I usually hate surprises. And a year ago, if Jamie Kincaid said that, I’d assume it came with strings attached. That was the life I led. The expectations I held for the general male population. But I guess I’
ve changed. I’ve come to trust – not all men, not all people in general. But Jamie Kincaid… yeah. He worked his way under my skin exactly how he warned me he would.
“What’s the surprise?” I ask.
Instead of answering me, he looks over my shoulder to Will. “Can I have her for a few hours?”
“Fuck no!”
“Will!” I turn and laugh. “Yes.” Then I turn back to Jamie. “Yes, because I’m eighteen, and Will can’t boss me around.”
“Sure do like bossing me around, though, dontcha, Bubbles?” Will’s rope stops, but his breath comes out in white-fogged panting. “Veto this, veto that, but oh look, you’re gonna kiss the pretty boy.”
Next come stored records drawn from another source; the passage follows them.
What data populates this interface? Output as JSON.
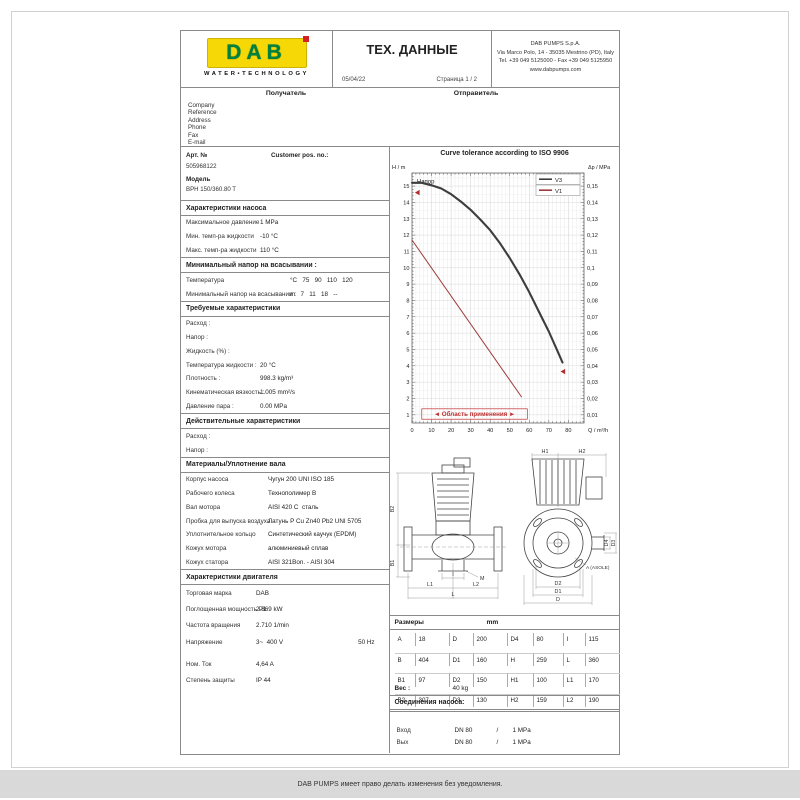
{
  "page": {
    "footer": "DAB PUMPS имеет право делать изменения без уведомления."
  },
  "header": {
    "logo": {
      "brand": "DAB",
      "tagline": "WATER•TECHNOLOGY",
      "bg_color": "#f6d807",
      "brand_color": "#00813e"
    },
    "title": "ТЕХ. ДАННЫЕ",
    "date": "05/04/22",
    "page_label": "Страница 1 / 2",
    "company": [
      "DAB PUMPS S.p.A.",
      "Via Marco Polo, 14 - 35035 Mestrino (PD), Italy",
      "Tel. +39 049 5125000 - Fax +39 049 5125950",
      "www.dabpumps.com"
    ]
  },
  "recipient": {
    "label": "Получатель",
    "fields": [
      "Company",
      "Reference",
      "Address",
      "Phone",
      "Fax",
      "E-mail"
    ]
  },
  "sender": {
    "label": "Отправитель"
  },
  "article": {
    "label": "Арт. №",
    "customer_pos": "Customer pos. no.:",
    "number": "505968122",
    "model_label": "Модель",
    "model": "BPH 150/360.80 T"
  },
  "pump_chars": {
    "title": "Характеристики насоса",
    "rows": [
      [
        "Максимальное давление",
        "1 MPa"
      ],
      [
        "Мин. темп-ра жидкости",
        "-10 °C"
      ],
      [
        "Макс. темп-ра жидкости",
        "110 °C"
      ]
    ]
  },
  "min_head": {
    "title": "Минимальный напор на всасывании :",
    "rows": [
      [
        "Температура",
        [
          "°C",
          "75",
          "90",
          "110",
          "120"
        ]
      ],
      [
        "Минимальный напор на всасывании :",
        [
          "m",
          "7",
          "11",
          "18",
          "--"
        ]
      ]
    ]
  },
  "required": {
    "title": "Требуемые характеристики",
    "rows": [
      [
        "Расход :",
        ""
      ],
      [
        "Напор :",
        ""
      ],
      [
        "Жидкость (%) :",
        ""
      ],
      [
        "Температура жидкости :",
        "20 °C"
      ],
      [
        "Плотность :",
        "998.3 kg/m³"
      ],
      [
        "Кинематическая вязкость :",
        "1.005 mm²/s"
      ],
      [
        "Давление пара :",
        "0.00 MPa"
      ]
    ]
  },
  "actual": {
    "title": "Действительные характеристики",
    "rows": [
      [
        "Расход :",
        ""
      ],
      [
        "Напор :",
        ""
      ]
    ]
  },
  "materials": {
    "title": "Материалы/Уплотнение вала",
    "rows": [
      [
        "Корпус насоса",
        "Чугун 200 UNI ISO 185"
      ],
      [
        "Рабочего колеса",
        "Технополимер B"
      ],
      [
        "Вал мотора",
        "AISI 420 C  сталь"
      ],
      [
        "Пробка для выпуска воздуха",
        "Латунь P Cu Zn40 Pb2 UNI 5705"
      ],
      [
        "Уплотнительное кольцо",
        "Синтетический каучук (EPDM)"
      ],
      [
        "Кожух мотора",
        "алюминиевый сплав"
      ],
      [
        "Кожух статора",
        "AISI 321Bon. - AISI 304"
      ]
    ]
  },
  "motor": {
    "title": "Характеристики двигателя",
    "rows": [
      [
        "Торговая марка",
        "DAB",
        ""
      ],
      [
        "Поглощенная мощность P1",
        "2.869 kW",
        ""
      ],
      [
        "Частота вращения",
        "2.710 1/min",
        ""
      ],
      [
        "Напряжение",
        "3~  400 V",
        "50 Hz"
      ],
      [
        "Ном. Ток",
        "4,64 A",
        ""
      ],
      [
        "Степень защиты",
        "IP 44",
        ""
      ]
    ]
  },
  "chart_data": {
    "type": "line",
    "title": "Curve tolerance according to ISO 9906",
    "ylabel_left": "H / m",
    "ylabel_right": "Δp / MPa",
    "xlabel": "Q / m³/h",
    "inner_label": "Напор",
    "xlim": [
      0,
      88
    ],
    "ylim": [
      0.5,
      15.8
    ],
    "x_ticks": [
      0,
      10,
      20,
      30,
      40,
      50,
      60,
      70,
      80
    ],
    "y_ticks_left": [
      1,
      2,
      3,
      4,
      5,
      6,
      7,
      8,
      9,
      10,
      11,
      12,
      13,
      14,
      15
    ],
    "y_ticks_right": [
      "0,01",
      "0,02",
      "0,03",
      "0,04",
      "0,05",
      "0,06",
      "0,07",
      "0,08",
      "0,09",
      "0,1",
      "0,11",
      "0,12",
      "0,13",
      "0,14",
      "0,15"
    ],
    "grid": true,
    "legend_position": "top-right",
    "legend": [
      {
        "name": "V3",
        "color": "#3d3d3d"
      },
      {
        "name": "V1",
        "color": "#a03a3a"
      }
    ],
    "series": [
      {
        "name": "V3",
        "color": "#3d3d3d",
        "width": 2.1,
        "points": [
          [
            0,
            15.2
          ],
          [
            5,
            15.2
          ],
          [
            10,
            15.05
          ],
          [
            15,
            14.85
          ],
          [
            20,
            14.5
          ],
          [
            25,
            14.05
          ],
          [
            30,
            13.55
          ],
          [
            35,
            12.95
          ],
          [
            40,
            12.3
          ],
          [
            45,
            11.5
          ],
          [
            50,
            10.6
          ],
          [
            55,
            9.6
          ],
          [
            60,
            8.5
          ],
          [
            65,
            7.3
          ],
          [
            70,
            6.1
          ],
          [
            75,
            4.75
          ],
          [
            77,
            4.2
          ]
        ]
      },
      {
        "name": "V1",
        "color": "#a03a3a",
        "width": 1,
        "points": [
          [
            0,
            11.7
          ],
          [
            56,
            2.1
          ]
        ]
      }
    ],
    "markers": [
      {
        "x": 1.5,
        "y": 14.6
      },
      {
        "x": 76,
        "y": 3.65
      }
    ],
    "annotation": {
      "label": "◄ Область применения ►",
      "x_from": 5,
      "x_to": 59,
      "y": 1.05,
      "color": "#c03030"
    }
  },
  "drawing": {
    "b2": "B2",
    "b1": "B1",
    "l1": "L1",
    "l2": "L2",
    "l": "L",
    "i": "I",
    "m": "M",
    "h1": "H1",
    "h2": "H2",
    "d4": "D4",
    "d3": "D3",
    "d2": "D2",
    "d1": "D1",
    "d": "D",
    "a_asole": "A (ASOLE)"
  },
  "dimensions": {
    "title": "Размеры",
    "unit": "mm",
    "rows": [
      [
        "A",
        "18",
        "D",
        "200",
        "D4",
        "80",
        "I",
        "115"
      ],
      [
        "B",
        "404",
        "D1",
        "160",
        "H",
        "259",
        "L",
        "360"
      ],
      [
        "B1",
        "97",
        "D2",
        "150",
        "H1",
        "100",
        "L1",
        "170"
      ],
      [
        "B2",
        "307",
        "D3",
        "130",
        "H2",
        "159",
        "L2",
        "190"
      ]
    ]
  },
  "weight": {
    "label": "Вес :",
    "value": "40 kg"
  },
  "connections": {
    "title": "Соединения насоса:",
    "rows": [
      [
        "Вход",
        "DN 80",
        "/",
        "1 MPa"
      ],
      [
        "Вых",
        "DN 80",
        "/",
        "1 MPa"
      ]
    ]
  }
}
“He thinks I’m pretty?” Jamie’s voice takes on a distinct aww tone that makes me giggle. “I mean, you ain’t ugly,” he looks Will up and down. “You have her eyes, her chin, her bad attitude. So if I was swinging your way, it wouldn’t be a hard transition.” He clears his throat. “Figuratively.”
“You’re disgusting,” I snicker. “And what’s my surprise?”
“Will?” Jamie’s eyes are all for my brother. “Couple of hours. I’ll return her good as new.”
“Where are you going?”
Jamie shakes his head. “It’s not about where I’m going, but where you’re going.”
Will frowns. “Me?”
“Yeah. My family is hosting a dinner at the estate tonight. Not everyone is invited,” he scoffs, “fuck that noise. All the wannabes would jizz if they got an invite.”
“But we’re invited?”
Jamie grins. “I got you a seat at my table. But I asked my mom if Cam and I could be excused.” Finally, he looks to me. “Can I take you out to dinner?”
“Oh!” I spin and plead with Will. “To dinner! A date.”
“A date?” Will growls. “You’re kidding me, right?”
But then the universe smiles down on us – or smites, I suppose, depending on perspective – because Olivia steps out of the gym with her beautiful smile. “See ya, Jamie.”
“Liv.” Jamie hugs me, but he smiles for the girl my brother can’t stop staring at. “It’s cold out. You should have a coat on.”